You want to give your child an advantage in life by ensuring that they have a unique name. You want them to stand out from the masses a bit, no “Tom”, “Dick”, or “Harry” here for you.
But with every other enterprising parent also figuring out that they want the same thing for THEIR child, what are you to do?
You do what everyone does – they turn to their favorite books to see if there’s a name in there that could be worthwhile.
Yes, that’s why there’s going to be a run of girls named Bella in the coming years, but your favorite book is something a bit more, Middle-Earthy.
You want to NAME YOUR CHILD AFTER AN ELF.
Or, at the very least, give your child an Elvish name. (Or is it an Elven name? Elf grammar isn’t Web Watch’s strong suit.

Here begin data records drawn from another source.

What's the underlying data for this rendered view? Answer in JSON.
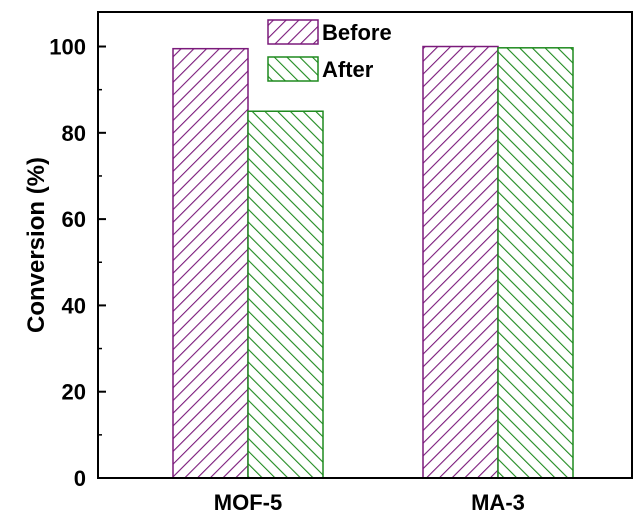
{
  "chart_data": {
    "type": "bar",
    "title": "",
    "xlabel": "",
    "ylabel": "Conversion (%)",
    "ylim": [
      0,
      108
    ],
    "yticks": [
      0,
      20,
      40,
      60,
      80,
      100
    ],
    "categories": [
      "MOF-5",
      "MA-3"
    ],
    "series": [
      {
        "name": "Before",
        "values": [
          99.5,
          100
        ],
        "color": "#7b1a7b",
        "hatch": "forward-diagonal"
      },
      {
        "name": "After",
        "values": [
          85,
          99.7
        ],
        "color": "#1f8a1f",
        "hatch": "back-diagonal"
      }
    ],
    "legend": "top-center",
    "grid": false
  }
}
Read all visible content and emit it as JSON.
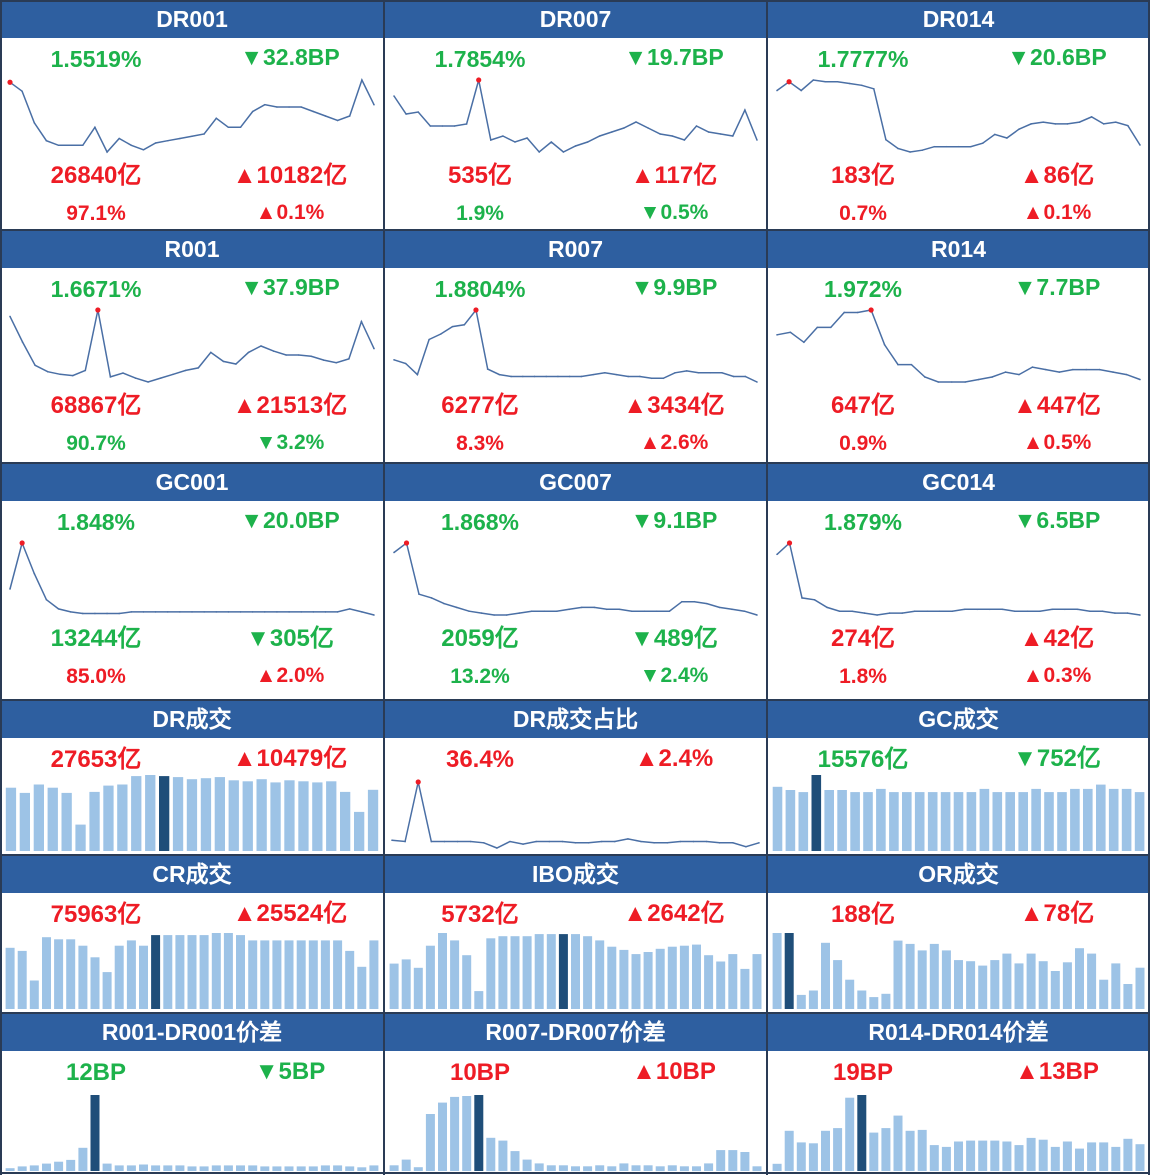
{
  "colors": {
    "header": "#2E5FA0",
    "up": "#EE1C25",
    "down": "#1DB24B",
    "line": "#4A6FA5",
    "bar": "#9DC3E6",
    "bar_highlight": "#1F4E79",
    "dot": "#EE1C25"
  },
  "panels": [
    {
      "title": "DR001",
      "rate": {
        "text": "1.5519%",
        "color": "down"
      },
      "change": {
        "arrow": "▼",
        "text": "32.8BP",
        "color": "down"
      },
      "volume": {
        "text": "26840亿",
        "color": "up"
      },
      "vol_change": {
        "arrow": "▲",
        "text": "10182亿",
        "color": "up"
      },
      "share": {
        "text": "97.1%",
        "color": "up"
      },
      "share_change": {
        "arrow": "▲",
        "text": "0.1%",
        "color": "up"
      }
    },
    {
      "title": "DR007",
      "rate": {
        "text": "1.7854%",
        "color": "down"
      },
      "change": {
        "arrow": "▼",
        "text": "19.7BP",
        "color": "down"
      },
      "volume": {
        "text": "535亿",
        "color": "up"
      },
      "vol_change": {
        "arrow": "▲",
        "text": "117亿",
        "color": "up"
      },
      "share": {
        "text": "1.9%",
        "color": "down"
      },
      "share_change": {
        "arrow": "▼",
        "text": "0.5%",
        "color": "down"
      }
    },
    {
      "title": "DR014",
      "rate": {
        "text": "1.7777%",
        "color": "down"
      },
      "change": {
        "arrow": "▼",
        "text": "20.6BP",
        "color": "down"
      },
      "volume": {
        "text": "183亿",
        "color": "up"
      },
      "vol_change": {
        "arrow": "▲",
        "text": "86亿",
        "color": "up"
      },
      "share": {
        "text": "0.7%",
        "color": "up"
      },
      "share_change": {
        "arrow": "▲",
        "text": "0.1%",
        "color": "up"
      }
    },
    {
      "title": "R001",
      "rate": {
        "text": "1.6671%",
        "color": "down"
      },
      "change": {
        "arrow": "▼",
        "text": "37.9BP",
        "color": "down"
      },
      "volume": {
        "text": "68867亿",
        "color": "up"
      },
      "vol_change": {
        "arrow": "▲",
        "text": "21513亿",
        "color": "up"
      },
      "share": {
        "text": "90.7%",
        "color": "down"
      },
      "share_change": {
        "arrow": "▼",
        "text": "3.2%",
        "color": "down"
      }
    },
    {
      "title": "R007",
      "rate": {
        "text": "1.8804%",
        "color": "down"
      },
      "change": {
        "arrow": "▼",
        "text": "9.9BP",
        "color": "down"
      },
      "volume": {
        "text": "6277亿",
        "color": "up"
      },
      "vol_change": {
        "arrow": "▲",
        "text": "3434亿",
        "color": "up"
      },
      "share": {
        "text": "8.3%",
        "color": "up"
      },
      "share_change": {
        "arrow": "▲",
        "text": "2.6%",
        "color": "up"
      }
    },
    {
      "title": "R014",
      "rate": {
        "text": "1.972%",
        "color": "down"
      },
      "change": {
        "arrow": "▼",
        "text": "7.7BP",
        "color": "down"
      },
      "volume": {
        "text": "647亿",
        "color": "up"
      },
      "vol_change": {
        "arrow": "▲",
        "text": "447亿",
        "color": "up"
      },
      "share": {
        "text": "0.9%",
        "color": "up"
      },
      "share_change": {
        "arrow": "▲",
        "text": "0.5%",
        "color": "up"
      }
    },
    {
      "title": "GC001",
      "rate": {
        "text": "1.848%",
        "color": "down"
      },
      "change": {
        "arrow": "▼",
        "text": "20.0BP",
        "color": "down"
      },
      "volume": {
        "text": "13244亿",
        "color": "down"
      },
      "vol_change": {
        "arrow": "▼",
        "text": "305亿",
        "color": "down"
      },
      "share": {
        "text": "85.0%",
        "color": "up"
      },
      "share_change": {
        "arrow": "▲",
        "text": "2.0%",
        "color": "up"
      }
    },
    {
      "title": "GC007",
      "rate": {
        "text": "1.868%",
        "color": "down"
      },
      "change": {
        "arrow": "▼",
        "text": "9.1BP",
        "color": "down"
      },
      "volume": {
        "text": "2059亿",
        "color": "down"
      },
      "vol_change": {
        "arrow": "▼",
        "text": "489亿",
        "color": "down"
      },
      "share": {
        "text": "13.2%",
        "color": "down"
      },
      "share_change": {
        "arrow": "▼",
        "text": "2.4%",
        "color": "down"
      }
    },
    {
      "title": "GC014",
      "rate": {
        "text": "1.879%",
        "color": "down"
      },
      "change": {
        "arrow": "▼",
        "text": "6.5BP",
        "color": "down"
      },
      "volume": {
        "text": "274亿",
        "color": "up"
      },
      "vol_change": {
        "arrow": "▲",
        "text": "42亿",
        "color": "up"
      },
      "share": {
        "text": "1.8%",
        "color": "up"
      },
      "share_change": {
        "arrow": "▲",
        "text": "0.3%",
        "color": "up"
      }
    },
    {
      "title": "DR成交",
      "value": {
        "text": "27653亿",
        "color": "up"
      },
      "change": {
        "arrow": "▲",
        "text": "10479亿",
        "color": "up"
      }
    },
    {
      "title": "DR成交占比",
      "value": {
        "text": "36.4%",
        "color": "up"
      },
      "change": {
        "arrow": "▲",
        "text": "2.4%",
        "color": "up"
      }
    },
    {
      "title": "GC成交",
      "value": {
        "text": "15576亿",
        "color": "down"
      },
      "change": {
        "arrow": "▼",
        "text": "752亿",
        "color": "down"
      }
    },
    {
      "title": "CR成交",
      "value": {
        "text": "75963亿",
        "color": "up"
      },
      "change": {
        "arrow": "▲",
        "text": "25524亿",
        "color": "up"
      }
    },
    {
      "title": "IBO成交",
      "value": {
        "text": "5732亿",
        "color": "up"
      },
      "change": {
        "arrow": "▲",
        "text": "2642亿",
        "color": "up"
      }
    },
    {
      "title": "OR成交",
      "value": {
        "text": "188亿",
        "color": "up"
      },
      "change": {
        "arrow": "▲",
        "text": "78亿",
        "color": "up"
      }
    },
    {
      "title": "R001-DR001价差",
      "value": {
        "text": "12BP",
        "color": "down"
      },
      "change": {
        "arrow": "▼",
        "text": "5BP",
        "color": "down"
      }
    },
    {
      "title": "R007-DR007价差",
      "value": {
        "text": "10BP",
        "color": "up"
      },
      "change": {
        "arrow": "▲",
        "text": "10BP",
        "color": "up"
      }
    },
    {
      "title": "R014-DR014价差",
      "value": {
        "text": "19BP",
        "color": "up"
      },
      "change": {
        "arrow": "▲",
        "text": "13BP",
        "color": "up"
      }
    }
  ],
  "chart_data": [
    {
      "type": "line",
      "panel": "DR001",
      "values": [
        1.88,
        1.84,
        1.7,
        1.62,
        1.6,
        1.6,
        1.6,
        1.68,
        1.57,
        1.63,
        1.6,
        1.58,
        1.61,
        1.62,
        1.63,
        1.64,
        1.65,
        1.72,
        1.68,
        1.68,
        1.75,
        1.78,
        1.77,
        1.77,
        1.77,
        1.75,
        1.73,
        1.71,
        1.73,
        1.89,
        1.78
      ],
      "highlight_index": 0
    },
    {
      "type": "line",
      "panel": "DR007",
      "values": [
        1.92,
        1.83,
        1.84,
        1.77,
        1.77,
        1.77,
        1.78,
        2.0,
        1.7,
        1.72,
        1.69,
        1.71,
        1.64,
        1.69,
        1.64,
        1.67,
        1.69,
        1.72,
        1.74,
        1.76,
        1.79,
        1.76,
        1.73,
        1.72,
        1.7,
        1.77,
        1.74,
        1.73,
        1.72,
        1.85,
        1.7
      ],
      "highlight_index": 7
    },
    {
      "type": "line",
      "panel": "DR014",
      "values": [
        2.05,
        2.1,
        2.05,
        2.11,
        2.1,
        2.1,
        2.09,
        2.08,
        2.06,
        1.77,
        1.72,
        1.7,
        1.71,
        1.73,
        1.73,
        1.73,
        1.73,
        1.75,
        1.8,
        1.78,
        1.83,
        1.86,
        1.87,
        1.86,
        1.86,
        1.87,
        1.9,
        1.86,
        1.87,
        1.85,
        1.74
      ],
      "highlight_index": 1
    },
    {
      "type": "line",
      "panel": "R001",
      "values": [
        2.0,
        1.8,
        1.62,
        1.57,
        1.55,
        1.54,
        1.58,
        2.05,
        1.53,
        1.56,
        1.52,
        1.49,
        1.52,
        1.55,
        1.58,
        1.6,
        1.72,
        1.65,
        1.63,
        1.72,
        1.77,
        1.73,
        1.7,
        1.7,
        1.69,
        1.66,
        1.64,
        1.67,
        1.96,
        1.75
      ],
      "highlight_index": 7
    },
    {
      "type": "line",
      "panel": "R007",
      "values": [
        2.02,
        2.0,
        1.94,
        2.13,
        2.16,
        2.2,
        2.21,
        2.29,
        1.97,
        1.94,
        1.93,
        1.93,
        1.93,
        1.93,
        1.93,
        1.93,
        1.93,
        1.94,
        1.95,
        1.94,
        1.93,
        1.93,
        1.92,
        1.92,
        1.95,
        1.96,
        1.95,
        1.95,
        1.95,
        1.93,
        1.93,
        1.9
      ],
      "highlight_index": 7
    },
    {
      "type": "line",
      "panel": "R014",
      "values": [
        2.12,
        2.13,
        2.09,
        2.15,
        2.15,
        2.21,
        2.21,
        2.22,
        2.08,
        2.0,
        2.0,
        1.95,
        1.93,
        1.93,
        1.93,
        1.94,
        1.95,
        1.97,
        1.96,
        1.99,
        1.98,
        1.97,
        1.98,
        1.98,
        1.98,
        1.97,
        1.96,
        1.94
      ],
      "highlight_index": 7
    },
    {
      "type": "line",
      "panel": "GC001",
      "values": [
        1.95,
        2.25,
        2.05,
        1.88,
        1.82,
        1.8,
        1.79,
        1.79,
        1.79,
        1.79,
        1.8,
        1.8,
        1.8,
        1.8,
        1.8,
        1.8,
        1.8,
        1.8,
        1.8,
        1.8,
        1.8,
        1.8,
        1.8,
        1.8,
        1.8,
        1.8,
        1.8,
        1.8,
        1.82,
        1.8,
        1.78
      ],
      "highlight_index": 1
    },
    {
      "type": "line",
      "panel": "GC007",
      "values": [
        2.2,
        2.25,
        1.98,
        1.96,
        1.93,
        1.91,
        1.89,
        1.88,
        1.87,
        1.87,
        1.88,
        1.89,
        1.89,
        1.89,
        1.9,
        1.91,
        1.91,
        1.9,
        1.9,
        1.89,
        1.89,
        1.89,
        1.89,
        1.94,
        1.94,
        1.93,
        1.91,
        1.9,
        1.89,
        1.87
      ],
      "highlight_index": 1
    },
    {
      "type": "line",
      "panel": "GC014",
      "values": [
        2.2,
        2.26,
        1.97,
        1.96,
        1.92,
        1.9,
        1.9,
        1.89,
        1.88,
        1.89,
        1.89,
        1.9,
        1.9,
        1.9,
        1.9,
        1.91,
        1.91,
        1.91,
        1.91,
        1.9,
        1.9,
        1.9,
        1.91,
        1.91,
        1.91,
        1.9,
        1.9,
        1.89,
        1.89,
        1.88
      ],
      "highlight_index": 1
    },
    {
      "type": "bar",
      "panel": "DR成交",
      "values": [
        60,
        55,
        63,
        60,
        55,
        25,
        56,
        62,
        63,
        71,
        72,
        71,
        70,
        68,
        69,
        70,
        67,
        66,
        68,
        65,
        67,
        66,
        65,
        66,
        56,
        37,
        58
      ],
      "highlight_index": 11
    },
    {
      "type": "line",
      "panel": "DR成交占比",
      "values": [
        0.25,
        0.24,
        0.7,
        0.24,
        0.24,
        0.24,
        0.24,
        0.23,
        0.19,
        0.24,
        0.22,
        0.24,
        0.24,
        0.24,
        0.23,
        0.23,
        0.24,
        0.24,
        0.26,
        0.24,
        0.23,
        0.23,
        0.24,
        0.24,
        0.24,
        0.23,
        0.23,
        0.2,
        0.23
      ],
      "highlight_index": 2
    },
    {
      "type": "bar",
      "panel": "GC成交",
      "values": [
        60,
        57,
        55,
        71,
        57,
        57,
        55,
        55,
        58,
        55,
        55,
        55,
        55,
        55,
        55,
        55,
        58,
        55,
        55,
        55,
        58,
        55,
        55,
        58,
        58,
        62,
        58,
        58,
        55
      ],
      "highlight_index": 3
    },
    {
      "type": "bar",
      "panel": "CR成交",
      "values": [
        58,
        55,
        27,
        68,
        66,
        66,
        60,
        49,
        35,
        60,
        65,
        60,
        70,
        70,
        70,
        70,
        70,
        72,
        72,
        70,
        65,
        65,
        65,
        65,
        65,
        65,
        65,
        65,
        55,
        40,
        65
      ],
      "highlight_index": 12
    },
    {
      "type": "bar",
      "panel": "IBO成交",
      "values": [
        43,
        47,
        39,
        60,
        72,
        65,
        51,
        17,
        67,
        69,
        69,
        69,
        71,
        71,
        71,
        71,
        69,
        65,
        59,
        56,
        52,
        54,
        57,
        59,
        60,
        61,
        51,
        45,
        52,
        38,
        52
      ],
      "highlight_index": 14
    },
    {
      "type": "bar",
      "panel": "OR成交",
      "values": [
        70,
        70,
        13,
        17,
        61,
        45,
        27,
        17,
        11,
        14,
        63,
        60,
        54,
        60,
        54,
        45,
        44,
        40,
        45,
        51,
        42,
        51,
        44,
        35,
        43,
        56,
        51,
        27,
        42,
        23,
        38
      ],
      "highlight_index": 1
    },
    {
      "type": "bar",
      "panel": "R001-DR001价差",
      "values": [
        3,
        5,
        6,
        8,
        10,
        12,
        25,
        82,
        8,
        6,
        6,
        7,
        6,
        6,
        6,
        5,
        5,
        6,
        6,
        6,
        6,
        5,
        5,
        5,
        5,
        5,
        6,
        6,
        5,
        4,
        6
      ],
      "highlight_index": 7
    },
    {
      "type": "bar",
      "panel": "R007-DR007价差",
      "values": [
        6,
        12,
        4,
        60,
        72,
        78,
        79,
        80,
        35,
        32,
        21,
        12,
        8,
        6,
        6,
        5,
        5,
        6,
        5,
        8,
        6,
        6,
        5,
        6,
        5,
        5,
        8,
        22,
        22,
        20,
        5
      ],
      "highlight_index": 7
    },
    {
      "type": "bar",
      "panel": "R014-DR014价差",
      "values": [
        8,
        45,
        32,
        31,
        45,
        48,
        82,
        85,
        43,
        48,
        62,
        45,
        46,
        29,
        27,
        33,
        34,
        34,
        34,
        33,
        29,
        37,
        35,
        27,
        33,
        25,
        32,
        32,
        27,
        36,
        30
      ],
      "highlight_index": 7
    }
  ]
}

You get the idea, though, right?)
But even if The Hobbit isn’t your favorite book and you choose not to go down an Elf path in naming your child using any of the Elven examples provided on the linked page above, there are still some good suggestions that you should follow if you choose to give your child a uniquely spelled or unique-sounding name:
- You better be doing it for a good reason. Be prepared to discuss that.
- Make sure the name is pronounceable without embarassing someone – like their first teacher – who has to struggle with the name upon first sight. Give it the Rod Roddy test: how would it sound being said on THE PRICE IS RIGHT? If the game show announcer can’t figure it out, maybe you’re heading down the wrong path.
- Don’t use a famous character from literature if that character has a reputation that could be mocked incessently on the schoolyard.
Some of the Elf names that are suggested that Web Watch thinks could work for some forward-thinking parents include: Nessa, Baron, Lia, and Teren.
See? Even Elf names can look cool and meet all those above points.